Les instituts eux-mêmes s’efforceront, compte tenu de la diversité des lieux, de fournir en quelque sorte un témoignage collectif de pauvreté ; volontiers ils prendront de leurs biens pour subvenir aux autres besoins de l’Église et soutenir les indigents que tous les religieux doivent aimer dans le cœur du Christ (cf. Mt 19, 21 ; 25, 34–46 ; Jc 2, 15–16 ; 1 Jn 3, 17). Les provinces et les maisons des instituts doivent partager les unes avec les autres leurs biens matériels, les plus aisées secourant les plus démunies.
Bien que les instituts, sauf dispositions contraires des règles et constitutions, aient le droit de posséder tout ce qui est nécessaire à la vie matérielle et aux œuvres, ils doivent néanmoins éviter tout luxe, tout gain immodéré ou cumul de biens.
14. L’obéissance
Par la profession d’obéissance, les religieux font l’offrande totale de leur propre volonté, comme un sacrifice d’eux-mêmes à Dieu, et par là ils s’unissent plus fermement et plus sûrement à sa volonté de salut. À l’exemple de Jésus Christ qui est venu pour faire la volonté du Père (cf. Jn 4, 34 ; 5, 30 ; He 10, 7 ; Ps 39, 9) et qui « prenant la forme d’esclave » (Ph 2, 7) a appris en souffrant l’obéissance (cf. He 5, 8), les religieux, sous la motion de l’Esprit Saint se soumettent dans la foi à leurs supérieurs, qui sont les représentants de Dieu, et ils sont guidés par eux au service de tous leurs frères dans le Christ comme le Christ lui-même qui, à cause de sa soumission au Père, s’est fait serviteur de ses frères et a donné sa vie en rançon pour la multitude (cf. Mt 20, 28 ; Jn 10, 14–18). Ils sont liés ainsi plus étroitement au service de l’Église et tendent à parvenir à la mesure de la plénitude de l’âge du Christ (cf.
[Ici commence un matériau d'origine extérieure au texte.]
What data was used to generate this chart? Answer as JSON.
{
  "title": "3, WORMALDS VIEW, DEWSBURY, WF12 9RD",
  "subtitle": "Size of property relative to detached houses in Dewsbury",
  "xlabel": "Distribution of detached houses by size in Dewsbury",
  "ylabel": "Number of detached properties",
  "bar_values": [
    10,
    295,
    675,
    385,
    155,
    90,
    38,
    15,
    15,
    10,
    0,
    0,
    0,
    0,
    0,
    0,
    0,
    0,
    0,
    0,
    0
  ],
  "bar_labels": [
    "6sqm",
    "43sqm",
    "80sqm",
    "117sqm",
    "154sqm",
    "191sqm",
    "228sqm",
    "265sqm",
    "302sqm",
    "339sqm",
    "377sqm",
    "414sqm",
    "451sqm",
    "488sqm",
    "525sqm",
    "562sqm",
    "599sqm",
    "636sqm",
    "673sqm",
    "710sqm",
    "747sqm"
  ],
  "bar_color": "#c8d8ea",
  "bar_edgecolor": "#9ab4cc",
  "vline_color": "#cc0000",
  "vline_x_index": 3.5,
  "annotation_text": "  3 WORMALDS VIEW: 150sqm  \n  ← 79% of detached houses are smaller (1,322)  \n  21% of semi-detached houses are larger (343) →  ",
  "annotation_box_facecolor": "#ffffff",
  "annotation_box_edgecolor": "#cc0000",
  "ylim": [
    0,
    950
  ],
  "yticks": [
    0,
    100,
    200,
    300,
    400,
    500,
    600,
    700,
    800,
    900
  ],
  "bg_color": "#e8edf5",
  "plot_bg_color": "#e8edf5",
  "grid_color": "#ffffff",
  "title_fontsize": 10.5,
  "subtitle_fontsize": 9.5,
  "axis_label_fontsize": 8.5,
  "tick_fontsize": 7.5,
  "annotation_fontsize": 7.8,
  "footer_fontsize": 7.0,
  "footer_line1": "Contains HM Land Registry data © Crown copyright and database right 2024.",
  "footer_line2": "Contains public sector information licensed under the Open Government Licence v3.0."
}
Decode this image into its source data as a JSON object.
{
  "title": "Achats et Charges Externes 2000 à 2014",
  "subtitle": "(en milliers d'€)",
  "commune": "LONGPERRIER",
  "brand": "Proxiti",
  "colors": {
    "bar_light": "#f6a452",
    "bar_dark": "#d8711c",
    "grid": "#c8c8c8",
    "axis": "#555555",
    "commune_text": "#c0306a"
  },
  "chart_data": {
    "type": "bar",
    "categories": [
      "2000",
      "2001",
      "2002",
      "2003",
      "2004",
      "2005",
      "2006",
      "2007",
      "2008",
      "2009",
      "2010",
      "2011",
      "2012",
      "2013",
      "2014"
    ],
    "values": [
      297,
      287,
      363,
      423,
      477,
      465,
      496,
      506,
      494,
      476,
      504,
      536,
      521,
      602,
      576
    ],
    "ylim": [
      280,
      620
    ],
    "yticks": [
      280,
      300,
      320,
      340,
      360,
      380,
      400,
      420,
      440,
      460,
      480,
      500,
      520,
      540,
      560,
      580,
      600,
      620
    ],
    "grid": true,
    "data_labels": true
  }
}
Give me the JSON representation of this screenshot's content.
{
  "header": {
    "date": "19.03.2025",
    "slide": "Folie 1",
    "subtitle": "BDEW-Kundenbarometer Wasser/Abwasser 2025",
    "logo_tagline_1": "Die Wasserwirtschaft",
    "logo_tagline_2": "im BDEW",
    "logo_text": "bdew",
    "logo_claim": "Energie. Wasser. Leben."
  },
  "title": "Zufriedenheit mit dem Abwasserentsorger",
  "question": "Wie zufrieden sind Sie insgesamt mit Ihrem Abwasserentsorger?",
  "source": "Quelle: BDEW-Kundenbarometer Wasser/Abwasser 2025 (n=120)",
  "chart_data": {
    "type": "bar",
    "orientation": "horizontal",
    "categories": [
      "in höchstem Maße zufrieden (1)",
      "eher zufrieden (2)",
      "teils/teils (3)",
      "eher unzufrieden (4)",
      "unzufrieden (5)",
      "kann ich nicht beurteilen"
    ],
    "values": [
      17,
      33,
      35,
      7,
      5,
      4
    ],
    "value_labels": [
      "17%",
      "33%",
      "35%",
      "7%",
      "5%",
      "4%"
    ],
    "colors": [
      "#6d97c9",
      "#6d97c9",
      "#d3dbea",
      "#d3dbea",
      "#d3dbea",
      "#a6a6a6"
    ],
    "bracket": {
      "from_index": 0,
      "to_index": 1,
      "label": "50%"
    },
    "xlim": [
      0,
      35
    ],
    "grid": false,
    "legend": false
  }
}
Ep 4, 13).
Que les religieux donc se soumettent avec révérence et humilité à leurs supérieurs, selon la règle et les constitutions, en esprit de foi et d’amour à l’égard de la volonté de Dieu, apportant les forces de leur intelligence et de leur volonté, tous les dons de la grâce et de la nature à l’accomplissement des ordres et à l’exécution des tâches qui leur sont confiées, dans la certitude qu’ils travaillent à l’édification du Corps du Christ selon le dessein de Dieu. Ainsi l’obéissance religieuse, loin de diminuer la dignité de la personne humaine, la conduit à la maturité en faisant grandir la liberté des enfants de Dieu.
Quant aux supérieurs, responsables des âmes confiées à leur soin (cf. He 13, 17), dociles à la volonté de Dieu dans l’accomplissement de leur charge, ils exerceront l’autorité dans un esprit de service pour leurs frères, de manière à exprimer l’amour que le Seigneur a pour eux. Qu’ils gouvernent comme des enfants de Dieu ceux qui leur sont soumis, avec le respect dû à la personne humaine et en stimulant leur soumission volontaire. Ils leur laisseront, notamment quant au sacrement de pénitence et à la direction spirituelle, une juste liberté. Ils amèneront les religieux à la collaboration par une obéissance responsable et active tant dans l’accomplissement de leur tâche que dans les initiatives à prendre. Ils les écouteront donc volontiers, susciteront leur effort commun pour le bien de l’institut et de l’Église, usant toutefois de leur autorité quand il faut décider et commander ce qui doit être fait.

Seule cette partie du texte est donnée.